Local marathoners' passion for racing takes them to exotic places worldwide

Clad in black armbands, many among the 37,500 participants at today's London Marathon will be running with the horrific events of the Boston bombings in their minds.

Among them will be a handful of Singaporeans, determined to carry on running in the face of terror.

Lim Han Chee, 45, will be making his debut in London.

He said: "It will be a great show of solidarity and humanity to run and finish, with Boston in our hearts. What happened there will not put me off this race or any future races."

The civil servant, who has participated in more than 20 overseas races, is not alone. From London to Langkawi, a growing number of locals are flocking overseas to compete in marathons.

Some venture as far as New York, one of the five major 42.195km races on the calendar, along with the London, Chicago, Berlin and Boston races.

The Big Apple race has seen a rise in Singaporean participation from only eight in 2010, to 24 last year.

Said Lim, who has also ventured to the Berlin and Paris marathons in the past two years: "I prefer to go to countries with colder climates, because it has always been a challenge for me to overcome the heat."

However, races held in Asia-Pacific countries are still more popular, owing to their geographical proximity and cheaper costs.

The Gold Coast Airport Marathon (GCAM) ranks among the most popular. From only 24 Singaporeans taking part in 2007, it has grown to a record 311 last year.

Its popularity is owing to Tourism and Events Queensland's efforts to reach out to local runners, largely through local running group Fat Bird, which helps to conduct pre-GCAM training sessions.

Said Anthony Sum, founder of Fat Bird, which has an active membership of 800: "Gold Coast is popular because of its scenic route which is relatively flat, and also its cool weather that ranges from about 12 to 15 deg C.

"This makes it a suitable course to clock a personal best (PB) time. About 80 per cent of runners whom I accompany clock a PB."

Other top regional races such as the Tokyo and Korea marathons have also gained a sizeable following, as they are regarded to be well-organised and have supportive crowds.

Tay Tze Siong, 45, was among a group of 169 Singaporeans who took part in the Tokyo Marathon last year.

He said: "When I ran there, it was a very fulfilling experience. There were no bottlenecks on the route and the race-pack collection queues were very smooth.

"The weather was cold, but many supporters still came out.

"They offered chocolates, and orange and apple slices along the way."
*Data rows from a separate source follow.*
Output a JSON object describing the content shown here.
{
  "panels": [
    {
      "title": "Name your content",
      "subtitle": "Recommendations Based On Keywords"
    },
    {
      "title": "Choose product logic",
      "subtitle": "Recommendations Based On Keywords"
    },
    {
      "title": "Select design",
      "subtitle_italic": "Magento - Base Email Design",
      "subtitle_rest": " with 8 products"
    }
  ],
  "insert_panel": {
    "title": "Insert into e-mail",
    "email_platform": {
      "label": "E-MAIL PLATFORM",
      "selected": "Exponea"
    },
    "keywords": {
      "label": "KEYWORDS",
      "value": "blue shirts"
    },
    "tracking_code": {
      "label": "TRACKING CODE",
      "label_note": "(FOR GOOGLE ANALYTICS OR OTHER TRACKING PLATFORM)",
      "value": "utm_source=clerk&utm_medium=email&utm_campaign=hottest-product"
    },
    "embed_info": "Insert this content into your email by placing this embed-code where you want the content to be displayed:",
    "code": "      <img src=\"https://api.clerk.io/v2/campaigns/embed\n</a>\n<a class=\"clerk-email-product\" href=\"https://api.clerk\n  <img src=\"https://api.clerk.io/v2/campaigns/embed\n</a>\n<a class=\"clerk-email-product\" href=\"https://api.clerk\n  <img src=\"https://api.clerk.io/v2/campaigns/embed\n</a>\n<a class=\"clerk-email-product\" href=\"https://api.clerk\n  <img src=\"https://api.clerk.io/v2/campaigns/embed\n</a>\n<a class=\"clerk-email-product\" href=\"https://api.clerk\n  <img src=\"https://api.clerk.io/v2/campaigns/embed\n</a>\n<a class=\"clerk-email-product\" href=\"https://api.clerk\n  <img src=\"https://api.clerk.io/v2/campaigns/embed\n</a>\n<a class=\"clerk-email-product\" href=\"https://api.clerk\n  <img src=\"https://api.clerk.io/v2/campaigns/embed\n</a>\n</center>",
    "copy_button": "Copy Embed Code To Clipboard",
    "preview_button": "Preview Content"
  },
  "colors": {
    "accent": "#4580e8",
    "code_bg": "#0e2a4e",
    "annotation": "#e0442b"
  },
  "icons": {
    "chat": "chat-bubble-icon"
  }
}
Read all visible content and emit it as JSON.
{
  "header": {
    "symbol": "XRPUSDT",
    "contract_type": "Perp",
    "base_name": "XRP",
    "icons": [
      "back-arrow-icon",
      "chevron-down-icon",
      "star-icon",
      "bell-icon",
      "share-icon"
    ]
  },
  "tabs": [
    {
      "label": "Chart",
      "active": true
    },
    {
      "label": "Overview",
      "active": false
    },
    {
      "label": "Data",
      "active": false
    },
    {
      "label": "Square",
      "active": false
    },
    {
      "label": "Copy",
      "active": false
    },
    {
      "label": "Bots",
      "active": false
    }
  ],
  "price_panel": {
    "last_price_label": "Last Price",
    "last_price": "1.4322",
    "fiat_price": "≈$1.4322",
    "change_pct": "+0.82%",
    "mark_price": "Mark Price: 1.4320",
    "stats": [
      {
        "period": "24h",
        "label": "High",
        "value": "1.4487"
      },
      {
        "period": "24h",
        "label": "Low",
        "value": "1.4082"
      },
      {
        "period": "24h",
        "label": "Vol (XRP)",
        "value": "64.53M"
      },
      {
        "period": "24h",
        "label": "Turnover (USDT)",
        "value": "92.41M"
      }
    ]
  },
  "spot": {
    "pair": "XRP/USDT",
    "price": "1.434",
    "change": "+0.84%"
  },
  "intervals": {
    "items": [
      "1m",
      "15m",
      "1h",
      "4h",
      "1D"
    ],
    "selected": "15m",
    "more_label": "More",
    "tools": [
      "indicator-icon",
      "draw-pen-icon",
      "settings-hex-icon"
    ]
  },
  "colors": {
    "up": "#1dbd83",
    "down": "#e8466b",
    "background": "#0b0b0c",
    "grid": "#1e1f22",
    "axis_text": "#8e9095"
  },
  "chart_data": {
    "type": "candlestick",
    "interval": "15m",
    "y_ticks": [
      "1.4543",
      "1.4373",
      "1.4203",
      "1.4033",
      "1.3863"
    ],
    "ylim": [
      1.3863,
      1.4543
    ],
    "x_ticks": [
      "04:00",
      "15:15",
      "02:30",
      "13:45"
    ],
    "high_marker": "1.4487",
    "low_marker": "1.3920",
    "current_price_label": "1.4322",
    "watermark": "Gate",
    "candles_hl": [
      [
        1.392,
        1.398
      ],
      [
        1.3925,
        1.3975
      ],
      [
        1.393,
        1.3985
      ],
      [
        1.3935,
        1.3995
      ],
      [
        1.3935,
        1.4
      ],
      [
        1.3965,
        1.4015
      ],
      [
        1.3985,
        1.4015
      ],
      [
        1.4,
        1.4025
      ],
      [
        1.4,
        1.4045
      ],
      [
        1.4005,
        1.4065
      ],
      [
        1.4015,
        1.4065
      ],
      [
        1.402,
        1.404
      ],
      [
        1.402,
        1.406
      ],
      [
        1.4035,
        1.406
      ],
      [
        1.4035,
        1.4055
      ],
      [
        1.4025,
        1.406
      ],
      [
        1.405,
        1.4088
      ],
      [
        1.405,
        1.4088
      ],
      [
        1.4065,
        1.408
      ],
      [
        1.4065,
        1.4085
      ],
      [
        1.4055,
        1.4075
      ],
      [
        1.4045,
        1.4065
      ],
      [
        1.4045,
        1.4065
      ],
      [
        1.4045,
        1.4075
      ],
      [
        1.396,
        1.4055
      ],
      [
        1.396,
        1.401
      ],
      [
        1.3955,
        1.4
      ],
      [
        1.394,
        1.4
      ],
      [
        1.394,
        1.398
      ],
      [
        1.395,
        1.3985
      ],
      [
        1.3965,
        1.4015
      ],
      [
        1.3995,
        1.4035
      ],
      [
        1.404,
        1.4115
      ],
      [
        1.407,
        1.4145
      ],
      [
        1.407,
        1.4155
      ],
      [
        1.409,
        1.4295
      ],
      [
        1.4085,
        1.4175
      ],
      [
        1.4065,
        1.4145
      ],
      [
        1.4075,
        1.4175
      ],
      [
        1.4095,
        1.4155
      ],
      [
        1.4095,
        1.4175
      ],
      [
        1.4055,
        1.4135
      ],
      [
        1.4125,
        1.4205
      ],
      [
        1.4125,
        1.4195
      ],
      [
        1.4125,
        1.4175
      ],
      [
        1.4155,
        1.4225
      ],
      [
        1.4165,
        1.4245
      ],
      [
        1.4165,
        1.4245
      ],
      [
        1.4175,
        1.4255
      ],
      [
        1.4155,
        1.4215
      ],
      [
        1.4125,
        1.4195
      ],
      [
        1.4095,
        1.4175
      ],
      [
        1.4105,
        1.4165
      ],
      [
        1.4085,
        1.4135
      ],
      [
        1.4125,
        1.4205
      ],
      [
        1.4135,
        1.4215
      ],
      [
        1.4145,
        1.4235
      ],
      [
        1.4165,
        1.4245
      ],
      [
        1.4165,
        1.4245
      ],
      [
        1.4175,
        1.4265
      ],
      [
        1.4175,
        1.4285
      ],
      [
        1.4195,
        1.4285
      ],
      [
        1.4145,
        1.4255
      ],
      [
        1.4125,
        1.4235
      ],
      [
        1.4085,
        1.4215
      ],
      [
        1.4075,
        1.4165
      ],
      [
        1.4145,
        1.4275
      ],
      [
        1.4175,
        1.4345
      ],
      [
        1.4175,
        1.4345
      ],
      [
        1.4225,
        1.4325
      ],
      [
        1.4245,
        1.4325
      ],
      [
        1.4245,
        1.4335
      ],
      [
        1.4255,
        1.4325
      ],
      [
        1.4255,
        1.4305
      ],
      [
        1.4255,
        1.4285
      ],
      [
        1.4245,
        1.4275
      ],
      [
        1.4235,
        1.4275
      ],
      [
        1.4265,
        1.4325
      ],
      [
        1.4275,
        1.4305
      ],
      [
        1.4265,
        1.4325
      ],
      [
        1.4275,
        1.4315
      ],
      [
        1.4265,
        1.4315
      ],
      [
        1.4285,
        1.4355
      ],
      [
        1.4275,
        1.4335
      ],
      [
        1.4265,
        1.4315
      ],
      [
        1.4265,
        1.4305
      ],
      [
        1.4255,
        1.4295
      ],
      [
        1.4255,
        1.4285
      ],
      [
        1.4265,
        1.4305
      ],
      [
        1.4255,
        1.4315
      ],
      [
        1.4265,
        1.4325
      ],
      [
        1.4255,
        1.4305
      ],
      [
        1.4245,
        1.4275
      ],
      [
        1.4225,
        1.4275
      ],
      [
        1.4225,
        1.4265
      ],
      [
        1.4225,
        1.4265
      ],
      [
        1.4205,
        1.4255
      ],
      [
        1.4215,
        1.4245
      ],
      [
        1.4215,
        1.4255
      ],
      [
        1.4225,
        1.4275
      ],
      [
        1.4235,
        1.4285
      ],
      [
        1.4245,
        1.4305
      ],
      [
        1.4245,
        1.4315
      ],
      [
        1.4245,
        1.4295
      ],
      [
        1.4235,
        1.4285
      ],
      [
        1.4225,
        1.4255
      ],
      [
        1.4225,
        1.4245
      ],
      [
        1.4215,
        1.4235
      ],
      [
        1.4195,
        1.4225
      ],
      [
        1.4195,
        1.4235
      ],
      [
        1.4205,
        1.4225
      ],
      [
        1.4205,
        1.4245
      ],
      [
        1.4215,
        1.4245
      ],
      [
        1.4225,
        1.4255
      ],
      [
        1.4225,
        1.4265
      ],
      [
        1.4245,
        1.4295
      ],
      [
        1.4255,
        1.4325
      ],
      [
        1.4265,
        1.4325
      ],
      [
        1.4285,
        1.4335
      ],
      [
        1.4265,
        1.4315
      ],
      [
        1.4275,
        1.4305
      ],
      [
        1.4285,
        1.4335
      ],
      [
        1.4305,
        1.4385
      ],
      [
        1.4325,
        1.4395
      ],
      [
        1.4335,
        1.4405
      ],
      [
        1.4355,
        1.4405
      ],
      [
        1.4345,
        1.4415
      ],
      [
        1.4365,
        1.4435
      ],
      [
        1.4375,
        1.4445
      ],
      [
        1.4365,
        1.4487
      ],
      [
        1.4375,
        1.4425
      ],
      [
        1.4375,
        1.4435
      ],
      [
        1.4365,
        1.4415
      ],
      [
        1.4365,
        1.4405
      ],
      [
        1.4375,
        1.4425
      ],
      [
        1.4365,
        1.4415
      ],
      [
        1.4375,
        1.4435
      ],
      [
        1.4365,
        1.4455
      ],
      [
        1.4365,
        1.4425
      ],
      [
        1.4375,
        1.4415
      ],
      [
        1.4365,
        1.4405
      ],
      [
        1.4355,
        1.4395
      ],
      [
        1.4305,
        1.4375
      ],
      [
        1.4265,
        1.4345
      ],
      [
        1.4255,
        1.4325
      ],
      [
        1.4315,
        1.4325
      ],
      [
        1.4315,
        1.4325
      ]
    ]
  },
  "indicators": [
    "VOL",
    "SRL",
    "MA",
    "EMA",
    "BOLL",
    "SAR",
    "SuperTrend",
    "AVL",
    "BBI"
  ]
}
For Amy Wong, who has run more than 15 races overseas, her passion for marathons gives her a good reason to travel.

The 42-year-old quantity surveyor has completed more exotic races like the Medoc Marathon, which took her to the south-west of France.

Known for its red wine, the Medoc race sees its participants running through some of its 1,000-odd vineyards.

Said Wong, who ran in the 2010 edition: "I like to combine my marathon running with sightseeing and the race at Medoc was one of the most memorable for me.

"They even offered wine at the water points. We had to be careful not to drink too much that we wouldn't be able to run back."

For many, the very fact that overseas marathons provide a refreshing change from the local marathon routes is also a big draw factor.

Said Jennifer Lem, 37, who has completed in more than 20 marathons, including the Osaka, Honolulu and Sydney races: "Locally, the routes are quite boring. You already know where you are going to run - East Coast and the central business district area."

Some, like 53-year-old Mohanadas Kandiah, are simply addicted to the sport, and the handful of marathons available here annually are just not enough.

Mohanadas, or "Mohan Marathon" as he likes to be known, has completed over 200 marathons.

He said: "For me, it's all about passion. It doesn't really matter which country. It's about running."